Geez, the momentum just disappeared like air from a helium balloon.
Then, finally, you have situations where genuine "look at me" good corporate news seems to mean nothing. Did anyone even notice that Costco (COST) offered a $5 special dividend last week? It's like it didn't happen. Like it just meant nothing. This is a unique vow of confidence and it was just been overlooked.
In fact, the only stocks that seemed to really fly after good news were those that were most heavily shorted going into the quarter. I saw a big short base building up, for example, in Boeing (BA) because it had missed the last couple of quarters and because the conventional media thought that the company would have to say that lower oil has hurt the order book because airlines could continue to milk their gas guzzlers because of the decline. That bearish theme had become common parlance. However, Boeing said nothing of the sort. Instead, Boeing pointed out that a flush airline with fare increases and full planes is an ideal customer no matter what.
Secondly, Amazon (AMZN) reported a number that shocked people, but more important, talked about how gross margins improved and how the company raised prices for Amazon Prime and all that happened was a dramatic increase in customers. The bears are still fighting this one but the narrative has changed for the better.

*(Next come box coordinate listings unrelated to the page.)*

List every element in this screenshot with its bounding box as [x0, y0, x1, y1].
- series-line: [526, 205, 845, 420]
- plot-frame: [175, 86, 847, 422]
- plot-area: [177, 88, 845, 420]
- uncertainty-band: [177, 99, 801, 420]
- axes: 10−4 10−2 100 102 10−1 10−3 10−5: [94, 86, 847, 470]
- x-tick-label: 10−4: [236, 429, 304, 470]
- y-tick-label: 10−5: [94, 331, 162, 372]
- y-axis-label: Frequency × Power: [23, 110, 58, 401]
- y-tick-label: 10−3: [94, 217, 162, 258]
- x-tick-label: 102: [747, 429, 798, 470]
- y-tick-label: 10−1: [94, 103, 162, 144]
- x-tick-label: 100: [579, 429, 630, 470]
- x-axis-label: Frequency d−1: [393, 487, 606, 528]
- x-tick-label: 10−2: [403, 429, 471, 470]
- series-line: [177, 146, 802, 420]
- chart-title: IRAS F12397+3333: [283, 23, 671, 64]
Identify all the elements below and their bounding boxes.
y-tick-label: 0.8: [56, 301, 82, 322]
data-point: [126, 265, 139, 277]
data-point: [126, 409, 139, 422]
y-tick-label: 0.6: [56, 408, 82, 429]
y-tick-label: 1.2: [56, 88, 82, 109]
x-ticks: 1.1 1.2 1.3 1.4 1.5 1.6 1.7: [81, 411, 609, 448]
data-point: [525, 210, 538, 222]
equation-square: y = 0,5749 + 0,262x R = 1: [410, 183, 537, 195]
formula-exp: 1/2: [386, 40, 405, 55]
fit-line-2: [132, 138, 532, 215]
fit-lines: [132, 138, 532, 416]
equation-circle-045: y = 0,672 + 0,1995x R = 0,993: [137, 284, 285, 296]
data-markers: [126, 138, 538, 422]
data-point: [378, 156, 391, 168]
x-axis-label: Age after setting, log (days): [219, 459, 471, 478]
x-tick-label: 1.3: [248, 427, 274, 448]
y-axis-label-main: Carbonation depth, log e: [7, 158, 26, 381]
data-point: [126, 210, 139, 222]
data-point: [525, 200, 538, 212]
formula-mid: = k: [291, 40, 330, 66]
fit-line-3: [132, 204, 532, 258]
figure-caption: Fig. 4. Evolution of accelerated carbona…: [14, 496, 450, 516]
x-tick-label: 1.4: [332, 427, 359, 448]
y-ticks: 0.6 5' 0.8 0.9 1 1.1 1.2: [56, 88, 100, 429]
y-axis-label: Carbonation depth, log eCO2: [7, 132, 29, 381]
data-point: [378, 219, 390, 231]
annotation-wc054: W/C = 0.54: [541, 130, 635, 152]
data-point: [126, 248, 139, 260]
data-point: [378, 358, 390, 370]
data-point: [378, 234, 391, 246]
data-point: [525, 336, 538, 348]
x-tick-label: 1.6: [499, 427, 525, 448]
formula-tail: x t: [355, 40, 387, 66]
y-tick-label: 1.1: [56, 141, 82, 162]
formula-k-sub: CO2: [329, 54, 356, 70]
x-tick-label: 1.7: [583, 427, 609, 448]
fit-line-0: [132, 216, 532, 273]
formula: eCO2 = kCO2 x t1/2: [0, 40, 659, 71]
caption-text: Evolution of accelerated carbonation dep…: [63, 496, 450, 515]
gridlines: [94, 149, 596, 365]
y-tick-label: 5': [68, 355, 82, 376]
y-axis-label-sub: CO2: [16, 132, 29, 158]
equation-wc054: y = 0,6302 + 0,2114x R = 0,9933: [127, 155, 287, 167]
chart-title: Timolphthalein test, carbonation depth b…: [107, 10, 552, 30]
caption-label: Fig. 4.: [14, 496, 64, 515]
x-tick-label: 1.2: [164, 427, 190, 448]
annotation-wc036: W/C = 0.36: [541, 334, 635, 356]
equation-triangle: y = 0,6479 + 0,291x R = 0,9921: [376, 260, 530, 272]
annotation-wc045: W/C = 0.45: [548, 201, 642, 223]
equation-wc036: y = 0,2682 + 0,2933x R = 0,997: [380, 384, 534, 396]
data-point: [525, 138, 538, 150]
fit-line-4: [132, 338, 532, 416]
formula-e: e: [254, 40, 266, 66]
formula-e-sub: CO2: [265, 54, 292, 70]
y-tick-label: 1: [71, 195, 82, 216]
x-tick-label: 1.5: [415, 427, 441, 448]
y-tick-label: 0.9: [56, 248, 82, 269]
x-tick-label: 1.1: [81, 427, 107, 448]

Lastly, the short squeeze in Netflix (NFLX) powered that stock much much higher than people thought. Make no mistake about it, though, the move was based on a short squeeze as the expectations for Netflix were so high going into the quarter.
No matter. They crushed the sign-ups, crushed the bottom line, and crushed the shorts. That's the kind of story that has legs.
Which brings me to my real conclusion: After last year's magnificent performance, I think a lot of short sellers, as Doug Kass suggests, have left the building. There just seems to be no base of natural buyers, namely those who had bet against a company and then were anxious to cover lest the stock start going up again.
Ultimately, that's how more sellers than buyers manifests itself and how the stocks of even the best companies reporting can't sustain much lift, and the ones that are just delivering or worse, failing to deliver, are just, well history. At least until this now gruesome era is over.